Your Turn: Have you picked up any great bargains in August? Tell us about them in the comments. 

8 Ways to Spot a Survey Scam

Survey scams are almost as old as the internet. They’re so prevalent, you can hardly spend an hour online without running into an ad for a “super quick” survey promising a reward for just a few minutes of your time. 

What actually happens, though, is that the scammer walks away with a free survey, or worse, your information and/or your money. The alert consumer can spot a survey scam easily, but fraudsters are unfortunately becoming more sophisticated at luring innocent victims into their schemes. 

Don’t get caught! Here are eight ways to spot a survey scam:

  1. You’re asked to pay to participate in a survey

Authentic survey companies need you – you don’t need them. There’s absolutely no reason to pay to take a survey of any kind.
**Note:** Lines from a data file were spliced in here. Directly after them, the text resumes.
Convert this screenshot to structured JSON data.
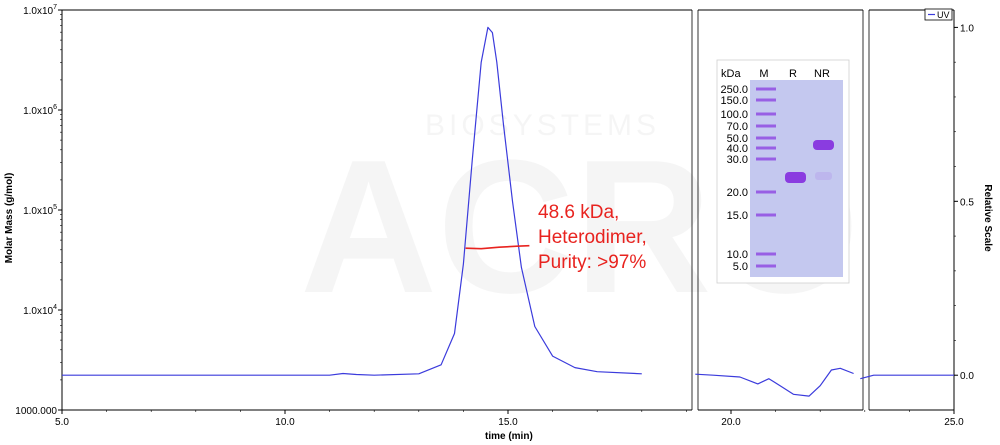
{
  "chart_data": {
    "type": "line",
    "xlabel": "time (min)",
    "ylabel_left": "Molar Mass (g/mol)",
    "ylabel_right": "Relative Scale",
    "xlim": [
      5.0,
      25.0
    ],
    "x_ticks": [
      "5.0",
      "10.0",
      "15.0",
      "20.0",
      "25.0"
    ],
    "y_left_scale": "log",
    "y_left_lim": [
      1000,
      10000000
    ],
    "y_left_ticks": [
      {
        "base": "1000.000",
        "exp": ""
      },
      {
        "base": "1.0x10",
        "exp": "4"
      },
      {
        "base": "1.0x10",
        "exp": "5"
      },
      {
        "base": "1.0x10",
        "exp": "6"
      },
      {
        "base": "1.0x10",
        "exp": "7"
      }
    ],
    "y_right_lim": [
      -0.1,
      1.05
    ],
    "y_right_ticks": [
      "0.0",
      "0.5",
      "1.0"
    ],
    "axis_breaks_at_x": [
      19.2,
      22.9
    ],
    "legend": "UV",
    "series": [
      {
        "name": "UV",
        "color": "#3b3bdc",
        "axis": "right",
        "x": [
          5.0,
          7.0,
          9.0,
          10.0,
          11.0,
          11.3,
          11.6,
          12.0,
          13.0,
          13.5,
          13.8,
          14.0,
          14.2,
          14.4,
          14.55,
          14.65,
          14.75,
          14.9,
          15.1,
          15.3,
          15.6,
          16.0,
          16.5,
          17.0,
          18.0,
          19.2,
          19.6,
          20.2,
          20.6,
          20.85,
          21.1,
          21.4,
          21.75,
          22.0,
          22.25,
          22.45,
          22.75,
          22.9,
          23.2,
          24.0,
          25.0
        ],
        "y": [
          0.0,
          0.0,
          0.0,
          0.0,
          0.0,
          0.005,
          0.002,
          0.0,
          0.004,
          0.03,
          0.12,
          0.32,
          0.62,
          0.9,
          1.0,
          0.985,
          0.9,
          0.72,
          0.5,
          0.31,
          0.14,
          0.055,
          0.022,
          0.01,
          0.004,
          0.003,
          0.0,
          -0.005,
          -0.025,
          -0.01,
          -0.03,
          -0.055,
          -0.06,
          -0.03,
          0.015,
          0.02,
          0.005,
          -0.01,
          0.0,
          0.0,
          0.0
        ]
      },
      {
        "name": "Molar Mass",
        "color": "#e8231f",
        "axis": "left",
        "x": [
          14.05,
          14.4,
          14.8,
          15.2,
          15.48
        ],
        "y": [
          41500,
          41000,
          42500,
          43500,
          44000
        ]
      }
    ],
    "annotations": [
      "48.6 kDa,",
      "Heterodimer,",
      "Purity: >97%"
    ]
  },
  "watermark": {
    "main": "ACRO",
    "sub": "BIOSYSTEMS"
  },
  "gel_inset": {
    "unit_label": "kDa",
    "lane_labels": [
      "M",
      "R",
      "NR"
    ],
    "markers": [
      "250.0",
      "150.0",
      "100.0",
      "70.0",
      "50.0",
      "40.0",
      "30.0",
      "20.0",
      "15.0",
      "10.0",
      "5.0"
    ],
    "band_color": "#8a3ce0",
    "background_color": "#c4c8ef"
  }
}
If you’re targeted by an ad asking you to take a survey and to pay for the privilege of doing so, don’t respond. 

  1. You’re asked to share sensitive information before you can take the survey

They’d really appreciate it if you could take this quick survey for them. They just need some information from you first, like your Social Security number, date of birth and maybe even your checking account number. If a survey company asks for anything more than basic information from you, sign out as quickly as you can. 

  1. They advertise on Craigslist and similar sites asking for your email address

“Survey companies” that advertise on sites like Craigslist asking you to share your email address are usually fronts for scam rings. They use the bogus surveys as bait so you will share your email address. Once they have this information, they’ll use it to spam you with scam emails, phishing schemes, malware or worse. Alternatively, they’ll sell your email address to another scam ring to be used for similar purposes. 
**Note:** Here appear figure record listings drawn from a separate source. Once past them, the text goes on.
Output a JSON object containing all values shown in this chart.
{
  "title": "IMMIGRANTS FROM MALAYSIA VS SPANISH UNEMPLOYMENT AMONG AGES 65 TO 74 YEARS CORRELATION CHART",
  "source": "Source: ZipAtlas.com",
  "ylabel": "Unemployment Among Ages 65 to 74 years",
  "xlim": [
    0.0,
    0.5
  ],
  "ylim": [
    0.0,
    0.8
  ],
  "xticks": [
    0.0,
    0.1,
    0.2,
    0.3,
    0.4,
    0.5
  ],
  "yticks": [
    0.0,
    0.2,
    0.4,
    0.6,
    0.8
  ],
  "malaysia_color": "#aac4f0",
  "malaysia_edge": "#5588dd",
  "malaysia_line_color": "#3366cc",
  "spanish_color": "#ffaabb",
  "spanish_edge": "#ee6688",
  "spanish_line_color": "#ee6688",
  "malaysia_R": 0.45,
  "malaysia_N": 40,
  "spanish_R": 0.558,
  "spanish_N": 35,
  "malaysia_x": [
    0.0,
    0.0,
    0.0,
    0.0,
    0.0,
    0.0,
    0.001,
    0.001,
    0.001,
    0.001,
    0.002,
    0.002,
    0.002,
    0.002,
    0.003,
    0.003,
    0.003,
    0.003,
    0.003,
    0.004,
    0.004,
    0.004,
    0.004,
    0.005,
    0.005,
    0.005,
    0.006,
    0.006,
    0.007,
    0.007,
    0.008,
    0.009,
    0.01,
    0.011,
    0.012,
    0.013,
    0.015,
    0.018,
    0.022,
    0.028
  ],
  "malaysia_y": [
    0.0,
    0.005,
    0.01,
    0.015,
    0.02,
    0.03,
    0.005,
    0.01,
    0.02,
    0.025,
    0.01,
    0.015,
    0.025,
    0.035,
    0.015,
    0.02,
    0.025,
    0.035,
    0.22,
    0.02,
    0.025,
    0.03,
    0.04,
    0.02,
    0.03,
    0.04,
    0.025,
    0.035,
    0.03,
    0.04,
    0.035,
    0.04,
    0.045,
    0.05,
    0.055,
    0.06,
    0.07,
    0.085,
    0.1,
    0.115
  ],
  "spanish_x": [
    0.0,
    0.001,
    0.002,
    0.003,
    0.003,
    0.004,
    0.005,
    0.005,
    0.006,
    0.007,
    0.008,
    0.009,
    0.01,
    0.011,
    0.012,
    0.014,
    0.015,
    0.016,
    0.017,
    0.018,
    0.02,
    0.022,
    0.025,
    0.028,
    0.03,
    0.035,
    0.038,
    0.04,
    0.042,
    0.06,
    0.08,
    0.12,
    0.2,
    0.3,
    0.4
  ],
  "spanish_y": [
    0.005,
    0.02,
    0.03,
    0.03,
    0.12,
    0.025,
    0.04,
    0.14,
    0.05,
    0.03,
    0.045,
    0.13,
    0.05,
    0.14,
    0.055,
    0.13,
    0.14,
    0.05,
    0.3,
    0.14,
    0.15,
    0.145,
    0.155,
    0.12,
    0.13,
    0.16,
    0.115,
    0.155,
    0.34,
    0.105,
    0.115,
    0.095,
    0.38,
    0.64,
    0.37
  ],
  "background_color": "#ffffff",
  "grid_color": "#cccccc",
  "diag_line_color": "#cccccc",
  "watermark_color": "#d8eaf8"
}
  1. They offer too much money

If a survey is offering you $100 for a 20-question survey that shouldn’t take you more than five minutes to complete, you can be sure you’re looking at a scam. No legitimate survey company is that desperate. The pay for authentic survey-taking is generally on a much more modest scale. 

  1. You’re directed to download attachments 

Any time an unknown contact asks you to download attachments to your device, be super-suspicious. More often than not, these are scams and the attachments are loaded with malware. Don’t respond to the offer, and if it was made via email, be sure to report the email address as spam. 

  1. They advertise aggressively

If the same solicitation for survey participation keeps popping up across your screen, you may be looking at a scam. Scammers tend to flood their targets with ads in the hopes that one of them will actually work. Similarly, if the survey offer is full of unbelievable testimonials of past

participants, you’re likely looking at a scam. Legitimate survey companies don’t need to try so desperately hard to get people to take their surveys. 

  1. They give you an hour to pre-qualify for the survey

Often, a survey company will want you to answer a few pre-qualifying questions to see if you fit their desired demographic. Scammers exploit the prequalification by having the target answer dozens of questions and then informing them they’ve run out of time and cannot participate in the actual survey. This is false, of course, and the questions the scammer just answered actually were the survey questions, only now they won’t be getting paid for it. Check to see if a survey has a time limit on the prequalification before you start answering questions. 

  1. They require an outrageous minimum before payment

Most legitimate survey companies require the survey taker to complete a minimum number of surveys before the first payment. However, scammers require their targets to take an unrealistic number of surveys before they receive their first paycheck. Often, the victim will just quit before they qualify for a payment and the scammers now have these completed surveys without paying anything for them. 

Survey-taking can be a great way to earn some pocket money, but survey scams are rampant. Follow these tips to stay safe!

Your Turn: Have you been targeted by a survey scam? Share your experience in the comments.